Далеко впереди — казалось, невероятно далеко — голова колонны шагала, по-прежнему сохраняя строй, и последним в той группе тащился Квинт, будто ничего и не произошло. Прентис бросился вперед с винтовкой наперевес, стараясь сдержать подступающую тошноту, чтобы его не вырвало прямо в маску, которая пахла плесенью и резиной и собственным его дыханием. Они прошагали еще ярдов пятьдесят, когда прозвучала команда:

— Проверка на газ!

Он отлепил от щеки хлюпающую резину и глотнул благоуханного свежего воздуха.

— Снять противогазы!

Наконец-то лицо было свободно, и он затолкал противогаз обратно в сумку, как извивающуюся змею. Затем прозвучала команда остановиться, и на поляне, в стороне от дороги роту снова построили по отделениям и взводам; капитан, поднявшись на скользкий от сосновых иголок пригорок, обратился к строю.

— Вольно! — скомандовал он, вытирая щеки носовым платком цвета хаки. Капитан был худ, суров, с орлиным носом, участник боев в Анцио[6] и, как говорили, тот еще сукин сын. — Кто был в засаде, будьте любезны выйти из строя.

Те уже шагнули вперед, четверо немолодых кадровых служащих из Кэмп-Пикетта во главе со старшим сержантом в выгоревшей почти добела форме. Они полдня провели в засаде, поджидая роту, готовые бросить гранаты со слезоточивым газом и оценить действия солдат. Теперь задание было выполнено, и им не терпелось вернуться в гарнизон к ужину.

— Сержант, — сказал капитан, — доложите вашу оценку.

— Оценка не слишком высокая, сэр. Сильная неразбериха и замешательство, когда гранаты взорвались, — я бы сказал, больше, чем обычно. Ваши люди долго соображали, что происходит. Многие просто стояли согнувшись, многие потеряли каски. Один, я видел, помчался сломя голову… — при этих словах послышались сдавленные смешки, и голос произнес: «Прентис», — так вот, один куда-то помчался сломя голову, не надев противогаза. Головная часть колонны, где были вы, справилась очень хорошо; они продолжали идти строем, но в целом, сэр, должен доложить, было неважно.

— Благодарю.

Капитан старательно высморкался. Глаза у него все еще были красные и слезились, и, прежде чем заговорить, ему пришлось основательно прокашляться.

— Хотел бы я знать, — начал он, — хотел бы я знать, понимаете ли вы, что, будь это боевой газ, больше половины из вас были бы сейчас мертвы или умирали. Подумайте над этим. Хорошенько подумайте. Очень скоро вы пойдете в бой. Нам известно, что противник вряд ли применит газ, но в одном можете быть точно уверены.

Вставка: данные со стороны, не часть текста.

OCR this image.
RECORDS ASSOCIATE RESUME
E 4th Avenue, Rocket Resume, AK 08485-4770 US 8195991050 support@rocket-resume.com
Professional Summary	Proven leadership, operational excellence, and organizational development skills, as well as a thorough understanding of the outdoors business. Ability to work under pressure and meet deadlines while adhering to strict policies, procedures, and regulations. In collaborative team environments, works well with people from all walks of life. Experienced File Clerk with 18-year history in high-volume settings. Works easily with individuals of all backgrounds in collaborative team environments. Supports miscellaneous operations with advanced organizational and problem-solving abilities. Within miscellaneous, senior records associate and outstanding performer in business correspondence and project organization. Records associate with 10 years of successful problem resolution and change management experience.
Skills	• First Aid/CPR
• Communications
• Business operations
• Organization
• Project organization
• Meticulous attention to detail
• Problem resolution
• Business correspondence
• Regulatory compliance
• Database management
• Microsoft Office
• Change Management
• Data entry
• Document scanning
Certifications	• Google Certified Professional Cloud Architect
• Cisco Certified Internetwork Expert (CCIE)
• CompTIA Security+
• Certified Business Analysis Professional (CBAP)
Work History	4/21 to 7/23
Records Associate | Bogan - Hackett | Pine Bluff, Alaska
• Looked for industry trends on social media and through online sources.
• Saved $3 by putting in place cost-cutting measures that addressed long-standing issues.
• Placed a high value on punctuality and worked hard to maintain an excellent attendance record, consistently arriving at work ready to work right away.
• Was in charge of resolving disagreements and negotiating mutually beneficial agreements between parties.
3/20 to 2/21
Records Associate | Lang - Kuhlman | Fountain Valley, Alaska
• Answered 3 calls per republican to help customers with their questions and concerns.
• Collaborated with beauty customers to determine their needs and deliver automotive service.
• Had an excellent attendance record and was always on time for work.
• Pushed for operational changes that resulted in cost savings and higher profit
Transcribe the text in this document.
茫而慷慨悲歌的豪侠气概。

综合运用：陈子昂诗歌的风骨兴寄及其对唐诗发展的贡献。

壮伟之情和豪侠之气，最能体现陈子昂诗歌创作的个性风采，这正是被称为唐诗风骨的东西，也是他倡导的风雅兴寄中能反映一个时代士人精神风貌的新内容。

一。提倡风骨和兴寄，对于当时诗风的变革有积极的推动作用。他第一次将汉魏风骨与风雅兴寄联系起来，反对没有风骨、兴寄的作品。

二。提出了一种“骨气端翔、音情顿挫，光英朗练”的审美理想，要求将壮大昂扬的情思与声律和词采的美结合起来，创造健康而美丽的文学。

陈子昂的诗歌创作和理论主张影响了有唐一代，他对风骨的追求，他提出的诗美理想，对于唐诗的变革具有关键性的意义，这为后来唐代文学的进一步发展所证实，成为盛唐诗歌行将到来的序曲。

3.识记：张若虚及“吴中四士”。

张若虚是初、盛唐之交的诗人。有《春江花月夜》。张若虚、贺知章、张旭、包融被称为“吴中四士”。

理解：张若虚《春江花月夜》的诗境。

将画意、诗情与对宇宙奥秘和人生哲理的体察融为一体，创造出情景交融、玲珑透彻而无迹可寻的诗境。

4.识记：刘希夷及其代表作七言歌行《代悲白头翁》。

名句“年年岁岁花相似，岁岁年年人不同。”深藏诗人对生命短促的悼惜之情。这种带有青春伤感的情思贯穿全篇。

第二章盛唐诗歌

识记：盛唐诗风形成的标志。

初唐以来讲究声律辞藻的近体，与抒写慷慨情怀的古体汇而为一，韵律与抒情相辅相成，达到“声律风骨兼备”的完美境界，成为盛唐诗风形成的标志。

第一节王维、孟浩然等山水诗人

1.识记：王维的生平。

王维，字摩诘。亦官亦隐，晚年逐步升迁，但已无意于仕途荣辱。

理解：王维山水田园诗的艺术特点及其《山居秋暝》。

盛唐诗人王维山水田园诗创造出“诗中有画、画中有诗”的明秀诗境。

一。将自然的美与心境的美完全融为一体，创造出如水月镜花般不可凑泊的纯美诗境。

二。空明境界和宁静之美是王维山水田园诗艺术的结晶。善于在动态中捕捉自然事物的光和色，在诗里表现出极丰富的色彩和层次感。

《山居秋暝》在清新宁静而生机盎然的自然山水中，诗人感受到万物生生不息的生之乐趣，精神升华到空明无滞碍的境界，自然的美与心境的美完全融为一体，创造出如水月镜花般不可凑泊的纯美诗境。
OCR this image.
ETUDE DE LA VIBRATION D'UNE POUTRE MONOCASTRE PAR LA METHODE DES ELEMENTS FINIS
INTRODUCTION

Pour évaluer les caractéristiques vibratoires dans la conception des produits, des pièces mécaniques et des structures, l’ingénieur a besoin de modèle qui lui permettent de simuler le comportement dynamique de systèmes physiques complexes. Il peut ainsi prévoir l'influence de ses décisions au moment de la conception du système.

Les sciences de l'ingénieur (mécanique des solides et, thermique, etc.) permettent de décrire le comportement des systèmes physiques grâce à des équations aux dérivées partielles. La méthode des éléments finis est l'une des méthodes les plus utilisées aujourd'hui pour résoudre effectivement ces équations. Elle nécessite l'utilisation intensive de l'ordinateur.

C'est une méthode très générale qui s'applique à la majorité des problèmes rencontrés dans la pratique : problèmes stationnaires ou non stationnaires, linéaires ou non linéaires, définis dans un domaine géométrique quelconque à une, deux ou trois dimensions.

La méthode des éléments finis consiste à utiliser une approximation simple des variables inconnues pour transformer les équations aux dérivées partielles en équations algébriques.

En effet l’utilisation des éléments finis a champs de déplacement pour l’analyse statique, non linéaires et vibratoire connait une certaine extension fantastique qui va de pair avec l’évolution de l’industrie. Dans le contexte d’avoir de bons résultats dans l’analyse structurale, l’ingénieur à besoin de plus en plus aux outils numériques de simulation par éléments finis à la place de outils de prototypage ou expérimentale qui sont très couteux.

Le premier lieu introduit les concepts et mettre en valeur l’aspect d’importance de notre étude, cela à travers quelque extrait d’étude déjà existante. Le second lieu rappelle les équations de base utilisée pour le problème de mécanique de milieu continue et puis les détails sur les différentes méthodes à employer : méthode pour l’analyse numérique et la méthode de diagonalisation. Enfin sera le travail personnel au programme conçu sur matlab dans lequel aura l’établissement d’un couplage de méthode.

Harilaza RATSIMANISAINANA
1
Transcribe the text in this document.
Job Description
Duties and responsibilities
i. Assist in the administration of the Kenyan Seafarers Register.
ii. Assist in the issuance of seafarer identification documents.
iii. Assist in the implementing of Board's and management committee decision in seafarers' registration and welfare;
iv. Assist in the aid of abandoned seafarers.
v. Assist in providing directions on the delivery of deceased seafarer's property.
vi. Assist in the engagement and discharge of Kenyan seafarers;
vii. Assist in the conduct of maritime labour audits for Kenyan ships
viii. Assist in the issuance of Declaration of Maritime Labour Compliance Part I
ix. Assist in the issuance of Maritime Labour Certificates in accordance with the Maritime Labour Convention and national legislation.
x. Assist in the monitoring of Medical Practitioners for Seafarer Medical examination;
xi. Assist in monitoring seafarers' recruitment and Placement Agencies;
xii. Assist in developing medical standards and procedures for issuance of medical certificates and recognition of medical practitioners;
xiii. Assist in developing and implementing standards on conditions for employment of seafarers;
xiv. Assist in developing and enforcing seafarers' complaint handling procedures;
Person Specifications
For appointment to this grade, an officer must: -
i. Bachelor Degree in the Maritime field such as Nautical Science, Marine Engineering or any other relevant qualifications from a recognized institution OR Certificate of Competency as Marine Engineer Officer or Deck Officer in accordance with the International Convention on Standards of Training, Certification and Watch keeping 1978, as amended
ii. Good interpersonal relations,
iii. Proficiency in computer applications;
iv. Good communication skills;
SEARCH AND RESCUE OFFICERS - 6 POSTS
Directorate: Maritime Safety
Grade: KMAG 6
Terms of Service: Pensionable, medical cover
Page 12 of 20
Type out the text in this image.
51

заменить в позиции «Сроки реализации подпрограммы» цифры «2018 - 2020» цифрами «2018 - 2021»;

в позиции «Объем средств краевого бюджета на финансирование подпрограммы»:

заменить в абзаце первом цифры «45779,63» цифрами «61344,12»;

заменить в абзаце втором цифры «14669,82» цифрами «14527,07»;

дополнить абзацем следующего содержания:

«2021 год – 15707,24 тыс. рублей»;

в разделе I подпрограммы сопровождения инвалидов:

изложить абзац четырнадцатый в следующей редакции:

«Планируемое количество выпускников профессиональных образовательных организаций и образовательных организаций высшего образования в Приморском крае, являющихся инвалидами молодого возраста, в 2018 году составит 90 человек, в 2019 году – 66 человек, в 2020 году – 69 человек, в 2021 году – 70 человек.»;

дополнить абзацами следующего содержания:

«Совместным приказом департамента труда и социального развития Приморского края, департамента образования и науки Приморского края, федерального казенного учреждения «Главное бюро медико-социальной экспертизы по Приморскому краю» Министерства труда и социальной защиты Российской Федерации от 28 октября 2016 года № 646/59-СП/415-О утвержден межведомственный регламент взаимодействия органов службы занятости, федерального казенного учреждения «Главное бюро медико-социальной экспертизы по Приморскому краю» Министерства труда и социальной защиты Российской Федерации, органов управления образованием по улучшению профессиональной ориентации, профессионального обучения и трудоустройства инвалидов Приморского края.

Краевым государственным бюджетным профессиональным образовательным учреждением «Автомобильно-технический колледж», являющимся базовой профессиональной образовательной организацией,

Вы можете точно быть уверены, что враг будет применять тактику нападения из засады, использовать фактор внезапности всякий раз, когда это отвечает его целям. Это значит, что вам следует научиться быть всегда начеку, и научиться чертовски быстро.

Он спрятал платок и выпрямился во весь рост.

— Мне не требуется напоминать, что все вы призваны из запаса. Я отлично знаю, что на вашу подготовку отведено шесть недель вместо минимум шестнадцати, положенных для обучения бойца. Если кому-то из вас кажется, что так не годится, я с ним соглашусь. Никуда не годится. Но просто предупреждаю вас. Просто предупреждаю, что враг не делает скидки на это. Я все сказал.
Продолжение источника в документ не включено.